En esa nueva andadura, yo iré por delante y el Espíritu de la Verdad estará con vosotros. No temáis. Lo que ahora no podéis comprender, el nuevo maestro, cuando haya venido, os lo revelará en esta vida y en vuestro aprendizaje en el tiempo eterno.»
Jesús dirigió entonces su voz hacia el centro de la mesa:
«—No os turbéis porque no podáis asimilar todo el significado del evangelio. No sois más que hombres finitos y mortales y lo que os he enseñado es infinito, divino y eterno. Sed pacientes. Tened valor. Tenéis las edades eternas ante vosotros. En ellas continuaréis vuestra progresiva perfección, así como vuestro Padre del Paraíso es perfecto.»
Curtiss, Eliseo y yo nos miramos. Los tres nos vimos asaltados por el mismo sentimiento. Parecía como si aquellas últimas frases del Maestro —dirigidas al centro de la «U», al punto donde se encontraba el micrófono— no hubieran sido destinadas únicamente a sus íntimos…
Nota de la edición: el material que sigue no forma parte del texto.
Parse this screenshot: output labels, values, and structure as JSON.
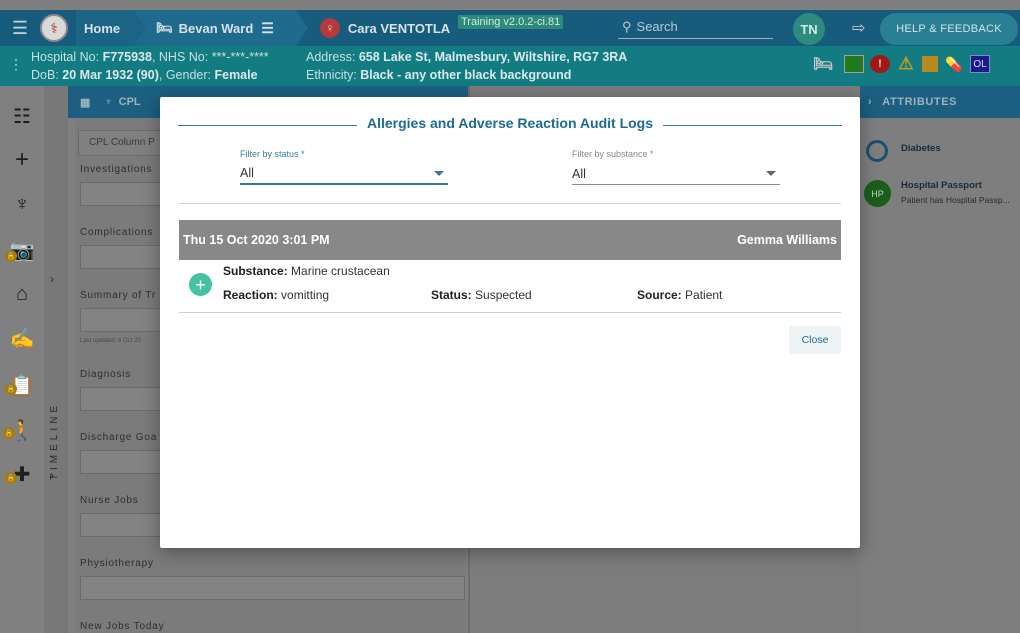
{
  "topbar": {
    "home_label": "Home",
    "ward_label": "Bevan Ward",
    "patient_name": "Cara VENTOTLA",
    "version_badge": "Training v2.0.2-ci.81",
    "search_placeholder": "Search",
    "user_initials": "TN",
    "help_label": "HELP & FEEDBACK"
  },
  "banner": {
    "hospital_no_label": "Hospital No:",
    "hospital_no": "F775938",
    "nhs_label": ", NHS No:",
    "nhs_no": "***-***-****",
    "dob_label": "DoB:",
    "dob": "20 Mar 1932 (90)",
    "gender_label": ", Gender:",
    "gender": "Female",
    "address_label": "Address:",
    "address": "658 Lake St, Malmesbury, Wiltshire, RG7 3RA",
    "ethnicity_label": "Ethnicity:",
    "ethnicity": "Black - any other black background",
    "ol_badge": "OL"
  },
  "timeline": {
    "label": "TIMELINE"
  },
  "cpl": {
    "header": "CPL",
    "column_placeholder": "CPL Column P",
    "sections": [
      "Investigations",
      "Complications",
      "Summary of Tr",
      "Diagnosis",
      "Discharge Goa",
      "Nurse Jobs",
      "Physiotherapy",
      "New Jobs Today"
    ],
    "last_updated": "Last updated: 6 Oct 20"
  },
  "attributes": {
    "header": "ATTRIBUTES",
    "diabetes": "Diabetes",
    "hp_initials": "HP",
    "hp_title": "Hospital Passport",
    "hp_subtitle": "Patient has Hospital Passp..."
  },
  "modal": {
    "title": "Allergies and Adverse Reaction Audit Logs",
    "filter_status_label": "Filter by status *",
    "filter_status_value": "All",
    "filter_substance_label": "Filter by substance *",
    "filter_substance_value": "All",
    "log": {
      "datetime": "Thu 15 Oct 2020 3:01 PM",
      "user": "Gemma Williams",
      "substance_label": "Substance:",
      "substance": "Marine crustacean",
      "reaction_label": "Reaction:",
      "reaction": "vomitting",
      "status_label": "Status:",
      "status": "Suspected",
      "source_label": "Source:",
      "source": "Patient"
    },
    "close_label": "Close"
  },
  "colors": {
    "topbar": "#175b7d",
    "banner": "#137c83",
    "accent": "#1e6a96",
    "plus_green": "#45c2a3"
  }
}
Jesús se incorporó y caminó hasta la posición de Tomás. Y se le oyó decir:
«—Tomás. A menudo te ha faltado la fe. Sin embargo, a pesar de esos momentos de duda, nunca has carecido de coraje. Sé muy bien que los falsos profetas y maestros no te engañarán. Después que me haya ido, tus hermanos apreciarán mucho más tu forma crítica de ver y enjuiciar las enseñanzas. Y cuando todos os disperséis por los confines de la Tierra, recuerda que aún eres mi embajador. Dedica tu vida a la gran obra de mostrar cómo la mente crítica material puede triunfar sobre la inercia de la duda intelectual, cuando se enfrenta con la demostración de la manifestación de la verdad viva.». «Tomás, estoy contento de que te hayas unido a nosotros. Y sé que, tras un corto período de perplejidad, seguirás adelante, en el servicio del reino. Tus dudas han confundido a tus hermanos, pero no a mí. Tengo confianza en ti e iré delante tuyo a los más remotos lugares de la Tierra.»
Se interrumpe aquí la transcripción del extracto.